Departamento de Virologia, Instituto de Microbiologia Paulo de Góes, Universidade Federal do Rio de Janeiro, Rio de Janeiro 21941-902, Brazil.
Viruses. 2024 Feb 3;16(2):245. doi: 10.3390/v16020245.
Microcirculatory and coagulation disturbances commonly occur as pathological manifestations of systemic viral infections. Research exploring the role of the kallikrein-kinin system (KKS) in flavivirus infections has recently linked microvascular dysfunctions to bradykinin (BK)-induced signaling of B2R, a G protein-coupled receptor (GPCR) constitutively expressed by endothelial cells. The relevance of KKS activation as an innate response to viral infections has gained increasing attention, particularly after the reports regarding thrombogenic events during COVID-19. BK receptor (B2R and B1R) signal transduction results in vascular permeability, edema formation, angiogenesis, and pain. Recent findings unveiling the role of KKS in viral pathogenesis include evidence of increased activation of KKS with elevated levels of BK and its metabolites in both intravascular and tissue milieu, as well as reports demonstrating that virus replication stimulates BKR expression. In this review, we will discuss the mechanisms triggered by virus replication and by virus-induced inflammatory responses that may stimulate KKS. We also explore how KKS activation and BK signaling may impact virus pathogenesis and further discuss the potential therapeutic application of BKR antagonists in the treatment of hemorrhagic and respiratory diseases.

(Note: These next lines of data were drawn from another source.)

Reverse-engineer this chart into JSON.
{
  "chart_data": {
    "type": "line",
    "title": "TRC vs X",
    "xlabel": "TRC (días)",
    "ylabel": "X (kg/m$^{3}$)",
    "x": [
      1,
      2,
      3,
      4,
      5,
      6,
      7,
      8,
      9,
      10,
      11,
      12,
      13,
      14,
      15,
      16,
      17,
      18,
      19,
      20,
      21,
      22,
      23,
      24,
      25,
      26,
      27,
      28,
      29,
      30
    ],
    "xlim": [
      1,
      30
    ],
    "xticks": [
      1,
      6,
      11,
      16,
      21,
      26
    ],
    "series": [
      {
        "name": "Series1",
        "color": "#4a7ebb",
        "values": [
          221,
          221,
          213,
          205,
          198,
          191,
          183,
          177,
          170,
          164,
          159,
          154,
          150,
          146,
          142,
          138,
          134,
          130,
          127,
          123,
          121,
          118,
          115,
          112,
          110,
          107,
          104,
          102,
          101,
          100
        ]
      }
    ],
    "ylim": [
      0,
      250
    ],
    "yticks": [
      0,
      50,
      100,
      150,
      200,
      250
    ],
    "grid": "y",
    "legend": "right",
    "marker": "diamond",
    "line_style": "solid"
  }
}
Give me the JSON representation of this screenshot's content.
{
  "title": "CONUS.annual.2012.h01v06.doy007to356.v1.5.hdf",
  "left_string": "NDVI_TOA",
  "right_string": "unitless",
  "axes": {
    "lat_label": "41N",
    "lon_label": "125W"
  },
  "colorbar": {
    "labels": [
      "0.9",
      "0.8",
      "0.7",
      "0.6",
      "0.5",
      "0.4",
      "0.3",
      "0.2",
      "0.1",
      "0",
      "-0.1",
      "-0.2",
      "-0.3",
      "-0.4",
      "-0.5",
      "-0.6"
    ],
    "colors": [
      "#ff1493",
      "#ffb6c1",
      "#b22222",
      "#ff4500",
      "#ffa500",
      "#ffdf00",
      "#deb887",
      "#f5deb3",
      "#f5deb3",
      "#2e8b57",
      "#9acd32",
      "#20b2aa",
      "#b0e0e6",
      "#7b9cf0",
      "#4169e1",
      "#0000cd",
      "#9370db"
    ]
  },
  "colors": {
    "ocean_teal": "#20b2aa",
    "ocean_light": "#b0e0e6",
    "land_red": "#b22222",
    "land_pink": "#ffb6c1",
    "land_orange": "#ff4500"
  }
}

微循环和凝血障碍通常作为全身病毒感染的病理表现出现。研究探索激肽释放酶-激肽系统(KKS)在黄病毒感染中的作用,将微血管功能障碍与缓激肽(BK)诱导的内皮细胞表达的 G 蛋白偶联受体(B2R)信号联系起来。KKS 激活作为对病毒感染的先天反应的相关性越来越受到关注,特别是在 COVID-19 期间发生血栓形成事件的报道之后。BK 受体(B2R 和 B1R)信号转导导致血管通透性增加、水肿形成、血管生成和疼痛。最近揭示 KKS 在病毒发病机制中的作用的发现包括证据表明,在血管内和组织环境中,KKS 的激活增加,BK 及其代谢物水平升高,以及报告表明病毒复制刺激 BKR 表达。在这篇综述中,我们将讨论病毒复制和病毒诱导的炎症反应触发的机制,这些机制可能会刺激 KKS。我们还探讨了 KKS 激活和 BK 信号如何影响病毒发病机制,并进一步讨论了 BKR 拮抗剂在治疗出血性和呼吸道疾病中的潜在治疗应用。